First, as always—compliance officers are struggling with how to teach ethics to their employees. Last year, one person summed up the problem eloquently: “If I can solve the ethics problems, most of my compliance problems become much smaller. So I'll worry about ethics over compliance any day of the week.” This year, another person summed it up with a more practical perspective: “For Pete's sake, my company is spending twice as much on compliance today as we were 10 years ago, and our employees are still making the same mistakes. So where the hell is my money going?”

Both are correct. Again and again, as I spoke with members of my Compliance Week 2012 advisory board and with potential speakers at our event, they all worried about ethics. How do you keep instruction about ethics fresh and engaging, when you often need to convey the same basic lessons year after year? How can you make an ethics officer or department appear approachable, rather than preachy or—in one executive's words—“as popular as the secret police?”

Second, a more telling insight comes from what compliance officers don't want to talk about, rather than what they do. Nobody wants to hear yet another lecture about continued aggressive enforcement of the Foreign Corrupt Practices Act, or about the corrosive effects of ceaselessly expanding CEO pay, or about any number of other high-profile issues that have been hovering over the compliance landscape for years. What they really want, I heard time and again, is practical instruction on how to run their compliance departments well.

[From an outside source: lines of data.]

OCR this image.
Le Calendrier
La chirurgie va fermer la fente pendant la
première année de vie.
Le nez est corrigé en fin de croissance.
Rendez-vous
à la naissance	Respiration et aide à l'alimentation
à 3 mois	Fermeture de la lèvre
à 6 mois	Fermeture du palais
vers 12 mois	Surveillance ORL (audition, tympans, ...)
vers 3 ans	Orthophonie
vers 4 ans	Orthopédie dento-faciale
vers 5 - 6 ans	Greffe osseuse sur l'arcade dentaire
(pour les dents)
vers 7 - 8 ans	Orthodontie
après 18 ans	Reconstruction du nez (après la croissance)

I found that message—that compliance officers are more worried about the small, practical challenges of their job, more than the large, conceptual ones—fascinating. It tells me that those large, conceptual challenges are relatively well-understood; the FCPA was a big deal in 2008, it remains so today, and presumably will continue to be a big deal in the future. Frankly, it also tells me that compliance officers are awash in legal bulletins, auditor alerts, and solicitations from other conferences, and all of those messages simply say, “Here's what you should worry about.” Compliance officers know what they should worry about. Their struggle is about how to do their jobs.

Hence I heard plea after plea for help with how to conduct an internal investigation, or how to ensure a technology upgrade goes well, or how to build a useful toolkit of surveys, checklists and other documents that help you build an effective compliance department. One advisory board member called it “compliance in a can”—and as hokey as the name is, it fits. Compliance officers are overwhelmed, and need help making their lives simpler.

One other message I heard time and again: the need for more overseas expertise. Compliance officers don't just want a primer on internal investigations; they want guidance on how to interrogate an employee who works in Brazil with its system of civil, rather than common, law. They don't just want to know China is a risky place to do business; they want to know how to investigate fraud their, right down to details such as the trustworthiness of the fa piao, a government document that functions like a receipt. We won't even get into the complaints I heard about Africa and the Middle East.

The Compliance Week annual conference (coming up June 4-6 in 2012; you can sign up for early-bird registration today) will reflect all those worries and needs in all their detail. I'll also be giving more updates about our 2012 conference agenda in coming months. For now, however, take those dispatches above as proof that no, you're not alone. Everyone else in compliance feels just as overwhelmed as you do, and apparently with very good reason.